El barrio de Urca, en la ciudad brasileña de Río de Janeiro, está ubicado en la península que alberga al cerro Pan de Azúcar. Compuesto principalmente por casas independientes y edificios residenciales, tiene una vista privilegiada del centro de la ciudad, el Cristo del Corcovado y la playa de Botafogo. Un murete de unos 60 centímetros de altura y 40 de ancho, suficiente para que una persona pueda sentarse relativamente cómoda, recorre todo el borde costero del barrio a lo largo de más de un kilómetro.

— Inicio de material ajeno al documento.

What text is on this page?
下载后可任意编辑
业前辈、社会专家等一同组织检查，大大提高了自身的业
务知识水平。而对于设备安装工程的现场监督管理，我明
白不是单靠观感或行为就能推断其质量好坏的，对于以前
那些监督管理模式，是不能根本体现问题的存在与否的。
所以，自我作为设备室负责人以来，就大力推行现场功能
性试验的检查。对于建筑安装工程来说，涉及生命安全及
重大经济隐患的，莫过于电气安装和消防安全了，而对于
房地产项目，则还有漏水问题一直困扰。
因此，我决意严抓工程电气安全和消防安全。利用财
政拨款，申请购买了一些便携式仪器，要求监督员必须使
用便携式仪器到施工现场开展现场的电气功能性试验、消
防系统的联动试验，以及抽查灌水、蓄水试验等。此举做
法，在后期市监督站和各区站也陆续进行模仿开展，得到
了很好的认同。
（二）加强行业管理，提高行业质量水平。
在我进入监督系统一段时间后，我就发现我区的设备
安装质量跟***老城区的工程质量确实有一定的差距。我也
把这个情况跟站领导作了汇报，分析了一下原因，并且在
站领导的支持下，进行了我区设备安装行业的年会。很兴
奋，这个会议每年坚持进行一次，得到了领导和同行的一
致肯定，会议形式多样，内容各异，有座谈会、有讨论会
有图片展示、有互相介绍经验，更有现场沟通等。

Es conocido como la Mureta da Urca.
Todas las tardes, decenas de personas compran algo de tomar en alguna bodega cercana y acuden a sentarse sobre ese murete, en pareja o entre amigos, a ver la puesta del sol caer sobre el dramático paisaje carioca. Dicen que todo empezó cuando alguien no quiso pagar los precios de un restaurante cercano y decidió comprar una cerveza más barata en la bodega de al lado y beberla sobre el muro. Hoy, es una apreciada tradición local y el barrio se llena todos los días de una fila de visitantes que vienen a admirar el paisaje.
Los vecinos disfrutan del espectáculo, observando entretenidos desde sus balcones o uniéndose a la diversión. Se escucha el agradable murmullo de una conversación animada. El nivel de bulla no excede lo razonable y, una vez llegada la noche, la gente se dispersa y deja las latas y botellas en los basureros cercanos.
La Mureta da Urca es un gran ejemplo de lo que pueden aportar los más sencillos espacios públicos a la calidad de vida de los habitantes de una ciudad. Lamentablemente, una situación así parece imposible en nuestro malecón; nuestras mezquinas municipalidades siempre están listas para extinguir cualquier actividad espontánea, presas del terror de unos pocos vecinos egoístas que no toleran la felicidad ajena. Es hora de escucharlos un poco menos y pensar más en el bienestar de todos.